Knowing this allows us to better predict the behavior of the system and understand how pressure changes due to reactions.

Quadratic Equation

Solving equilibrium problems often involves mathematical equations, and in this exercise, we encounter a quadratic equation. This emerges when rearranging and equating expressions derived from the equilibrium setup.

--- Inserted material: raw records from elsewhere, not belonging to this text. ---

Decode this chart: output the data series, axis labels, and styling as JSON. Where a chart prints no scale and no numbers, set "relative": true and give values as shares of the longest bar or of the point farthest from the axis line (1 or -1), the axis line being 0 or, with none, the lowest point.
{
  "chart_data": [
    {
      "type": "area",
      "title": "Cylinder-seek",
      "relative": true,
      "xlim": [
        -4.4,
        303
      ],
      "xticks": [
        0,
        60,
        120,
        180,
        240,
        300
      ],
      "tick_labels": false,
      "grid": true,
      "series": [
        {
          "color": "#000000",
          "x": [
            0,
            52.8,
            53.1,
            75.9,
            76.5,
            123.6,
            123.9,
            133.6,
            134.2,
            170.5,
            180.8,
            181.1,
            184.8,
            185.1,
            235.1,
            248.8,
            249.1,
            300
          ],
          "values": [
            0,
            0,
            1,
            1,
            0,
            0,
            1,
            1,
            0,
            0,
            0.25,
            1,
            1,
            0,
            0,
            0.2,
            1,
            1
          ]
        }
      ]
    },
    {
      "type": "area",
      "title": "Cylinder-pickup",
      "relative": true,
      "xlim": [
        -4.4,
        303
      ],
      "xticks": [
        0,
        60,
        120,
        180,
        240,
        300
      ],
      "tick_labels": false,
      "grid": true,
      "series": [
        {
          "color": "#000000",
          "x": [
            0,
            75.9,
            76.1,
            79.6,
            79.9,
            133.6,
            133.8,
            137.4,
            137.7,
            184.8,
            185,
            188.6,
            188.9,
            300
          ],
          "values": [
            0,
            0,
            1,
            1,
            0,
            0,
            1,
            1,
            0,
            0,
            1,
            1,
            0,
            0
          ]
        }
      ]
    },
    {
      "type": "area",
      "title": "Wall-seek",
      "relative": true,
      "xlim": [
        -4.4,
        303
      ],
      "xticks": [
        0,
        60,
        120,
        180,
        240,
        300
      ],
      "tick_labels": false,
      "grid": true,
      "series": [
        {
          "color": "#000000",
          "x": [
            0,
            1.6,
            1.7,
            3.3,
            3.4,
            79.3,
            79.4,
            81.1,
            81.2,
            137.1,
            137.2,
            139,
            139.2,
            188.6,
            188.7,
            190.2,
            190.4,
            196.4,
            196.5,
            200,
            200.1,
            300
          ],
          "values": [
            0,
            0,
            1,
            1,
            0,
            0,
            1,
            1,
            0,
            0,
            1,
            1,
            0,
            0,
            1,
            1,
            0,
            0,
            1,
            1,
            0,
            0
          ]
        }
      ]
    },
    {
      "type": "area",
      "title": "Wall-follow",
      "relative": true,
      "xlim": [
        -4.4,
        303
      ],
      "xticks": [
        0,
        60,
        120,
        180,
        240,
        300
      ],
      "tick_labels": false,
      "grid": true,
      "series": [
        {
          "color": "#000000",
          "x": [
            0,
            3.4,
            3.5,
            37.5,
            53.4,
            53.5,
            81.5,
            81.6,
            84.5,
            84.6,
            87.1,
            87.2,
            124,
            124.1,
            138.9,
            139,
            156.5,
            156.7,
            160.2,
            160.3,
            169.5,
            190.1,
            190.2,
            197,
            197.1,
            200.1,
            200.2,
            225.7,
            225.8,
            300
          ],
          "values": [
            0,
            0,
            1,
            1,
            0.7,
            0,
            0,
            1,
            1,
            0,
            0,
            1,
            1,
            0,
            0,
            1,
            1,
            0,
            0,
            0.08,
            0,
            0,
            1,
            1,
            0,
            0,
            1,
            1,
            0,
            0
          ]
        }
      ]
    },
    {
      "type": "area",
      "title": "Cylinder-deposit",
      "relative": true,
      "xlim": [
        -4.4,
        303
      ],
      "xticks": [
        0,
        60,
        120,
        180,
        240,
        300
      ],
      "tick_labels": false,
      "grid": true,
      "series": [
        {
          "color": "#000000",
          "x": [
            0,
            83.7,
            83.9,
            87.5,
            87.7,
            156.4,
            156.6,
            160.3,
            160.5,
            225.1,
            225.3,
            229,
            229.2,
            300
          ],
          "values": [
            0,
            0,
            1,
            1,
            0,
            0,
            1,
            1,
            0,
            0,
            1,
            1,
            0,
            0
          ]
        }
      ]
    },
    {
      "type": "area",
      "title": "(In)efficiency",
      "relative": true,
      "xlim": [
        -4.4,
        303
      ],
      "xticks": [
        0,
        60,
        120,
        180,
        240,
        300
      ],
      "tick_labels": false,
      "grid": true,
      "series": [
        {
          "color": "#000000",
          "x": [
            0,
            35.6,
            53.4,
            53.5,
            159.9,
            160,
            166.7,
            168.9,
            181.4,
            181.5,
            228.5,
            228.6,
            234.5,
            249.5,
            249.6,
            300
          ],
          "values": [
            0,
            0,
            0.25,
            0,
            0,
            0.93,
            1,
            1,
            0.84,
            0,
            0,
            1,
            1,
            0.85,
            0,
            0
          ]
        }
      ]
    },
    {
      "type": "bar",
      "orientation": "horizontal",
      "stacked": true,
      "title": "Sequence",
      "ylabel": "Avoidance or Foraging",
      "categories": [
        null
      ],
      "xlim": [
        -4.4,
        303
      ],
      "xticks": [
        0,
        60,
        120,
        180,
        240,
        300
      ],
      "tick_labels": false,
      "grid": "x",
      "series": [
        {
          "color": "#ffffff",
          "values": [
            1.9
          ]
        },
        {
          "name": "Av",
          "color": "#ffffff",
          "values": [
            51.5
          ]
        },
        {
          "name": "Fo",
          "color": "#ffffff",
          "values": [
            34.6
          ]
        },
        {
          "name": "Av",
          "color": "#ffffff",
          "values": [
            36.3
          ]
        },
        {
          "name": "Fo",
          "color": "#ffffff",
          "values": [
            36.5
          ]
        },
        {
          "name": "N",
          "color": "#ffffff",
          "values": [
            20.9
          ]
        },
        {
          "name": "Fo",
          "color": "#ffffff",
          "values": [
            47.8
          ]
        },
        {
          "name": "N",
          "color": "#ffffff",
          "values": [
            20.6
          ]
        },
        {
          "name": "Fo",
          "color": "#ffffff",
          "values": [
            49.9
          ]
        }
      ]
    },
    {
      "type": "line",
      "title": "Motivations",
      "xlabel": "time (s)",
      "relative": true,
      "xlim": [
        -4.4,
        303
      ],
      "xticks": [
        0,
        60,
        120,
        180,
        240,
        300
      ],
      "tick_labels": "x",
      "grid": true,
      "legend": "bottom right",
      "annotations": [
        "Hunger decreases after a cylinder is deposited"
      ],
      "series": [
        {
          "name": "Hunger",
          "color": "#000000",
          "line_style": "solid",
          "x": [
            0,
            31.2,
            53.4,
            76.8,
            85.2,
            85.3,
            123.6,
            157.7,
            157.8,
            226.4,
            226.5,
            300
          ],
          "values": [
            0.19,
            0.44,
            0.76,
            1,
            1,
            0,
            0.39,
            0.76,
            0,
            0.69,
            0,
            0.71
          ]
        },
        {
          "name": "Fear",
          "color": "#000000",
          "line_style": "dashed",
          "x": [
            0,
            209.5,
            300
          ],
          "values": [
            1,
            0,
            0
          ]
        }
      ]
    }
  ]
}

The quadratic equation in standard form is $a{x}^2+bx+c=0$, where $a$, $b$, and $c$ are constants, and $x$ represents the variable we seek to determine. In our exercise, the decomposition and pressure relationships of ${\mathrm{CCl}}_4$ and ${\mathrm{Cl}}_2$ leads us to form the equation: $$4x^2+1.52x-0.912=0$$ To solve for $x$, we employ the quadratic formula: $$x=\frac{-b\pm \sqrt{b^2-4ac}}{2a}$$ This formula helps us find the numerical value of $x$, representing the extent of decomposition, by providing roots of the equation. Only positive solutions are considered, as negative amounts of substances are physically unrealizable.

Chemical Equilibrium

Chemical equilibrium arises in a reversible reaction when the rate of the forward reaction equals the rate of the reverse reaction. At equilibrium, the concentrations of reactants and products remain constant over time.

In the scenario described by the equation ${\mathrm{CCl}}_4(g)\rightleftharpoons \mathrm{C}(s)+2{\mathrm{Cl}}_2(g)$, equilibrium explains why despite the reaction proceeding to form ${\mathrm{Cl}}_2$, carbon tetrachloride remains in the system. The system ceases to change in its macroscopic properties, but reactions still occur at a molecular level.

Understanding equilibrium helps us predict whether, at any given point, more reactants will convert into products or vice versa. It's a state of balance that allows chemists to figure out the conditions needed to either maximize yield or maintain stability, vital for industrial and laboratory processes.